Brigantine - It was a pretty typical Saturday evening for Dan and Jean Ciechanowski as they worked the barbecue and chatted with neighbors this past weekend.

Then it happened.

Dan Ciechanowski heard a noise that he described as the sound a missile makes and saw something moving across the sky at a 45-degree angle.

It smashed into a vacant lot next to his property with a crash that shook the foundation of his house.

That crash was pretty close to where Jean Ciechanowski was grilling. Though there is a fence between her property and the vacant yard, she too heard the missile-like sound and felt the impact.

In the end, the object - a large chunk of ice - had landed just a few feet away.

"First I heard the noise of it coming down," she said. "Then there's this crash and it shook the ground all around me. It was a pretty scary thing to go through."

In fact, the Ciechanowskis described the impact as surreal. What they found afterward was a one-foot-deep crater in the adjacent yard with a hunk of ice two feet around sitting in the middle.

The ice fell at about 7:30 p.m. Saturday. When investigated by city police, it was assumed that the ice had fallen from a plane. Police called the Federal Aviation Administration to see if any planes in the area had inadvertently dropped the ice from one of their holding tanks. Or it could be a form of "blue ice," a euphemism used in the airline industry for ice that falls from leaking airplane lavatories.

There were too many planes in the area to find a culprit, police said, but Ciechanowski isn't so sure that the ice came from a plane.

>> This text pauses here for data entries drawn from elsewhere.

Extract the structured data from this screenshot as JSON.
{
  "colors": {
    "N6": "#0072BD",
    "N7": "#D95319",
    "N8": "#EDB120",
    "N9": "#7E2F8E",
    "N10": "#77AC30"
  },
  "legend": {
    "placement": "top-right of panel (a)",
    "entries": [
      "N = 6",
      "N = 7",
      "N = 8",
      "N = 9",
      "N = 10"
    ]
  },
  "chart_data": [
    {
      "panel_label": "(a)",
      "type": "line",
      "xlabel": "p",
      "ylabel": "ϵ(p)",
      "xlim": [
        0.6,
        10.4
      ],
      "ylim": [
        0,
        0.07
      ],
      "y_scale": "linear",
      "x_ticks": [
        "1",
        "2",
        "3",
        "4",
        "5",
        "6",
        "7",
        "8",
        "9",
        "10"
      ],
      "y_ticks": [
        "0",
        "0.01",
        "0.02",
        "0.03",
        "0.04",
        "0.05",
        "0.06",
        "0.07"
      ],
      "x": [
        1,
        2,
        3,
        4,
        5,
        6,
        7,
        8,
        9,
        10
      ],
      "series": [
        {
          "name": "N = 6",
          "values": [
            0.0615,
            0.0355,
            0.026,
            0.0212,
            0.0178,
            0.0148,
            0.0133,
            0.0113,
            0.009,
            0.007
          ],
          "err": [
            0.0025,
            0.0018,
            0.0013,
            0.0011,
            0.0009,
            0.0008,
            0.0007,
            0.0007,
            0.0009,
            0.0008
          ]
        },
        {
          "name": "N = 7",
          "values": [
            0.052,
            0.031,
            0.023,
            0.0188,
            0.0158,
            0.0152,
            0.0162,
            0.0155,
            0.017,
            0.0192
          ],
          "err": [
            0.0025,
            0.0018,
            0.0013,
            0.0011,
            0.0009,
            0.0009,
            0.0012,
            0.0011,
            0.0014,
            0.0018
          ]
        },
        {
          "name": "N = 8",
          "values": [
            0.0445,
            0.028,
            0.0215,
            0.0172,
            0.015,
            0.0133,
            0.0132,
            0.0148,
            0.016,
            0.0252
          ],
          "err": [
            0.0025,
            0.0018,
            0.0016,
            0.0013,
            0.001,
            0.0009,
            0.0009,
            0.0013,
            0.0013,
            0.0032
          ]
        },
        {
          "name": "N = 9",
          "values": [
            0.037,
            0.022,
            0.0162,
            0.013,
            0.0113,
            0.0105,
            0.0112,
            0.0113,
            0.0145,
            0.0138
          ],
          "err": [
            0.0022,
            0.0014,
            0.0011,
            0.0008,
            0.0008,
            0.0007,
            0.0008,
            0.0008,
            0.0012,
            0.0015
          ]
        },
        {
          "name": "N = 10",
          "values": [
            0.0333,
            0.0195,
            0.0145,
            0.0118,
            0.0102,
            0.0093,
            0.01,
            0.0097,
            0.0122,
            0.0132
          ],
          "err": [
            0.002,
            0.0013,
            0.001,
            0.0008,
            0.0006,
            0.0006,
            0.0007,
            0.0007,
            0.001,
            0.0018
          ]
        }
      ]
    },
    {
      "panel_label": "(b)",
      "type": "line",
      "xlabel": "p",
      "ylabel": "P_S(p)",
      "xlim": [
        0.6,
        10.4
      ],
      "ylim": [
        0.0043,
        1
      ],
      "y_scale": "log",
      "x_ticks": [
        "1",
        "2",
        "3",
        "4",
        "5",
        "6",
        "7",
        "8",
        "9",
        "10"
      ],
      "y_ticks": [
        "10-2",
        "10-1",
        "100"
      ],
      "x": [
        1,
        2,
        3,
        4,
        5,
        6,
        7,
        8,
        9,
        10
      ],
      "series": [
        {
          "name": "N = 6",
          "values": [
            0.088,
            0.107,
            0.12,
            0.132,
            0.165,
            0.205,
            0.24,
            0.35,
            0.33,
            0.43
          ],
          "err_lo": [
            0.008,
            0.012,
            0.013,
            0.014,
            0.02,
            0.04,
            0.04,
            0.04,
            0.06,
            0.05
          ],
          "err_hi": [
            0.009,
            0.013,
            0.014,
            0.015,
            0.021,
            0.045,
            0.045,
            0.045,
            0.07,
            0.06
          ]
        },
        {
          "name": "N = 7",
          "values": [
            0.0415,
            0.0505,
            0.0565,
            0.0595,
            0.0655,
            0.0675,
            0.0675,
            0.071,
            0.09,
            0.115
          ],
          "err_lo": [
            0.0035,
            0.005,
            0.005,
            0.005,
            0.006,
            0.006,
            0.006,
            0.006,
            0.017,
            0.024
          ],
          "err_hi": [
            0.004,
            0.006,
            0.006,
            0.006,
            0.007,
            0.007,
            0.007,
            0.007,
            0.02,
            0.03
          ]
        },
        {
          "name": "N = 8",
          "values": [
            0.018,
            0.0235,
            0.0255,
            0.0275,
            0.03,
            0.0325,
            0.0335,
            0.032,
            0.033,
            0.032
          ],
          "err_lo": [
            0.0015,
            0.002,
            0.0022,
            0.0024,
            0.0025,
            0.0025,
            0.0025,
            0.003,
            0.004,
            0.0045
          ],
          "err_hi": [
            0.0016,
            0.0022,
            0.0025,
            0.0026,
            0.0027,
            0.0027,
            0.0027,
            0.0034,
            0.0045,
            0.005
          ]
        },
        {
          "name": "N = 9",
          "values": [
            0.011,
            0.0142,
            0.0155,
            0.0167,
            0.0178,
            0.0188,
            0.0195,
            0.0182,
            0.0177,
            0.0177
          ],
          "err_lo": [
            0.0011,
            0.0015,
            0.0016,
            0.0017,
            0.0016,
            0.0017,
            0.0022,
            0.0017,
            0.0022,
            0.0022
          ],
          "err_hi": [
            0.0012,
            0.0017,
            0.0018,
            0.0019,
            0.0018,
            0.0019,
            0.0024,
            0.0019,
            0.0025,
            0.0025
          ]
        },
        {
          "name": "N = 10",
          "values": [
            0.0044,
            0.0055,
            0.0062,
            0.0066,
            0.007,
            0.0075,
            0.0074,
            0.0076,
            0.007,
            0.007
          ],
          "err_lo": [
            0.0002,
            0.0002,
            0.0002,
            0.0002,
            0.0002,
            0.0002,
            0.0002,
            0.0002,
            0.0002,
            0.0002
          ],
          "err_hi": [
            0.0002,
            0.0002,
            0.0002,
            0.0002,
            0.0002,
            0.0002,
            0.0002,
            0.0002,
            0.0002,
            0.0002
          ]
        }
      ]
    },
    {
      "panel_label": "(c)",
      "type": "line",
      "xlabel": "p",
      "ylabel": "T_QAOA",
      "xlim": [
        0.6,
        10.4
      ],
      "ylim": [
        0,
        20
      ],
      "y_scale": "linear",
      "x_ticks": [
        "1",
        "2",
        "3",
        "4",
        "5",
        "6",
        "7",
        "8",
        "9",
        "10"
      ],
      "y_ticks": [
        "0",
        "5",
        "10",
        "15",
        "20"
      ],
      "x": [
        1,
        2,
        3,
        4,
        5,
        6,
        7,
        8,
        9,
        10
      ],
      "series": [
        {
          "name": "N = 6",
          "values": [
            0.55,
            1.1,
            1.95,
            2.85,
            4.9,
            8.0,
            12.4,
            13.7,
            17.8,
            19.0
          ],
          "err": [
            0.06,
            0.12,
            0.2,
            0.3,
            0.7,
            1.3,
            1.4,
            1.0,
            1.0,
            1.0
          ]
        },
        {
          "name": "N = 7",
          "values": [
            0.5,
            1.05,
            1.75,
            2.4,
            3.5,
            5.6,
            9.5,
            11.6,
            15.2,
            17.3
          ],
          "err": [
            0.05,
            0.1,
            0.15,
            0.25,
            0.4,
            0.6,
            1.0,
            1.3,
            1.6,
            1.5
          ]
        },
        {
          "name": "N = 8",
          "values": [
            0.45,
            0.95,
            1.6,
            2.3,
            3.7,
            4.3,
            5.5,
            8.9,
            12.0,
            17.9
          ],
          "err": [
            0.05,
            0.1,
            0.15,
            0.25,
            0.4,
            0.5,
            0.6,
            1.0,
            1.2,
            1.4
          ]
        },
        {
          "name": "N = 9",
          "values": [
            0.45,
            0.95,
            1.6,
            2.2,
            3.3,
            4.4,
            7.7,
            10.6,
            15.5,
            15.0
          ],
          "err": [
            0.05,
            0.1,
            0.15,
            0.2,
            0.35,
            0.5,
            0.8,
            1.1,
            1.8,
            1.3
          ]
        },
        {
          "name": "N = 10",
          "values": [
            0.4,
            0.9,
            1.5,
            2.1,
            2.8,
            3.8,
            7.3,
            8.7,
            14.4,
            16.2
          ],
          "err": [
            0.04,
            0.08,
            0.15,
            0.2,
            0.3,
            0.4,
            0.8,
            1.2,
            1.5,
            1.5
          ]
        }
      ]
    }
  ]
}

"That was my first thought," he said. "We are on an approach for Atlantic City International Airport. But my neighbor and I were out talking when it happened. We looked around and didn't see a single plane in the area."

Ciechanowski did some quick Internet research and found some other problems with a blue ice theory. The ice in question was clear, did not have a foul odor and seemed to have some minerals in it.

"I'm not saying what it is," Ciechanowski said. "But it doesn't fit what I was reading in the Internet. It made me think it could be something else, like a type of meteor."

A spokesman for the FAA said that despite the lack of color and odor, the ice still could have come from a plane. The FAA intends to investigate the incident.

When they get to the site, they'll be able to see the ice first-hand. Ciechanowski kept a piece in the freezer. And he is handling it with care in case the blue ice theory holds up.

"It's in a freezer we don't use too much and it's in plastic," he said.

For the Ciechanowskis, the mystery ice will provide for some interesting conversations this summer, but they are aware it could have been a lot worse.

"If this had hit something like our house it would have smashed right through it," Dan Ciechanowski said. "If it hit somebody it would be terrible. We're very lucky that nobody got hurt by this thing. I'm still a little paranoid about planes flying overhead right now."